Featured

  • Print Friendly, PDF & Email
  • Send to Kindle

Irony is Dead: Rouhani Blasts Saudi Arabia for Interfering in Lebanon’s Internal Politics

Speaking about Saturday’s resignation of Lebanese Prime Minister Saad Hariri, Iran’s President Hassan Rouhani blasted Saudi Arabia for what he called its “unprecedented” meddling in Lebanese politics, charging that it had forced Hariri to step down, Iran’s semi-official PressTV news reported Wednesday.

In remarks directed at Saudi Arabia at a cabinet meeting, Rouhani said regarding Saudi Arabia, “Why are you interfering in Lebanon’s affairs and [in its] government? We cannot find an instance throughout history where a country meddling in the affairs of another country by apparently forcing the head of that country to resign. This is unprecedented in the history of the region.”

Rouhani defended Iran’s involvement in Iraq and Syria, claiming that his nation was responding to requests to help their neighbors fight terror. He defended the Houthi missile attack on Saudi Arabia as an act of self-defense.

In the latest development over the tensions generated by Iran’s aggression across the Middle East, Saudi Arabia ordered all of its citizens out of Lebanon and urged its citizens not to visit there either.

Not all Iranian officials are as reticent about Iran’s foreign adventures. Shortly after the Houthis, a Yemeni rebel group that’s backed by Iran, captured Sanaa, the capital of Yemen three years ago, Ali Riza Zakani, a prominent Iranian parliamentarian boasted that Iran controlled four Arab capitals – the other three being Beirut, Damascus and Baghdad.

In his resignation speech, Hariri condemned Iran for meddling in Lebanese politics and creating a “state within a state” through its proxy, Hezbollah. He also expressed fear that his life was in danger.

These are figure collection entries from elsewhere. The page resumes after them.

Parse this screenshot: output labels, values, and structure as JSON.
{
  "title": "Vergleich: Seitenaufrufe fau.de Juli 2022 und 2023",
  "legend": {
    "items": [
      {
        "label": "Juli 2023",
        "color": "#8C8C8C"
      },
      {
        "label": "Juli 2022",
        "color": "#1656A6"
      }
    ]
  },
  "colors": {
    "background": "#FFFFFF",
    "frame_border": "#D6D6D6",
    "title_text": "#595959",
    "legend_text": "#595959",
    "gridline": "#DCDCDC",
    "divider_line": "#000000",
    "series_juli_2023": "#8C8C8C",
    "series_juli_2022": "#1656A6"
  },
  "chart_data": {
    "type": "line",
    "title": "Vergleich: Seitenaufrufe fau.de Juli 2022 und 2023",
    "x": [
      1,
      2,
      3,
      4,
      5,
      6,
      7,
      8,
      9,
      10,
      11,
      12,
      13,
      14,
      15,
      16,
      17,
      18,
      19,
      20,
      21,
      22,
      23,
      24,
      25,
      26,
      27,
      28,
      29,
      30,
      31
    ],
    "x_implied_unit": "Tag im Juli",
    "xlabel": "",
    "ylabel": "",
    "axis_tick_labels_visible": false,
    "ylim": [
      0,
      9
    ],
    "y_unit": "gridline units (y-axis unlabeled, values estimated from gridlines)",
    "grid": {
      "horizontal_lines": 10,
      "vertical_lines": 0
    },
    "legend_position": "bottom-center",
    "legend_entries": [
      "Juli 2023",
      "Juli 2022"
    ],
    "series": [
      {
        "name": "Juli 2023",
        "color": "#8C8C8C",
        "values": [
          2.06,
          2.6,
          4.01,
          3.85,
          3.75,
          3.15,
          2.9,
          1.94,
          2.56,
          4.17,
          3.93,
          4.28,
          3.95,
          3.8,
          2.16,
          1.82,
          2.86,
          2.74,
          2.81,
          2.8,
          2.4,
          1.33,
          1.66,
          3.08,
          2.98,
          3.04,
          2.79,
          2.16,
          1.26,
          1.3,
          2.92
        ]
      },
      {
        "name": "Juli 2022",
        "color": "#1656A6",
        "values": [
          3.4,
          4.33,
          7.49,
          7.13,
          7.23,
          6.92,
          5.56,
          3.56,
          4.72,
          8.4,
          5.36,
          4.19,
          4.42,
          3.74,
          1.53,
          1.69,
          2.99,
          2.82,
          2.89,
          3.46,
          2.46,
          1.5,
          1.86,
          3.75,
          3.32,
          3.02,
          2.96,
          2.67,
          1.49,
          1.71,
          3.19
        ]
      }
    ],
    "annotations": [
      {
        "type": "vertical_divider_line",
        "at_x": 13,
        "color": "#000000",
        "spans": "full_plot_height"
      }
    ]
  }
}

In 2005, Hariri’s father Rafiq, was assassinated. Five members of Hezbollah have been indicted by a United Nations tribunal in the killing of the elder Hariri.

Hariri’s resignation ended any illusions that Lebanon was anything other than “an Iranian satrapy run by Hezbollah,” Tony Badran, an expert on Lebanon and research fellow at the Foundation for Defense of Democracies, wrote earlier this week.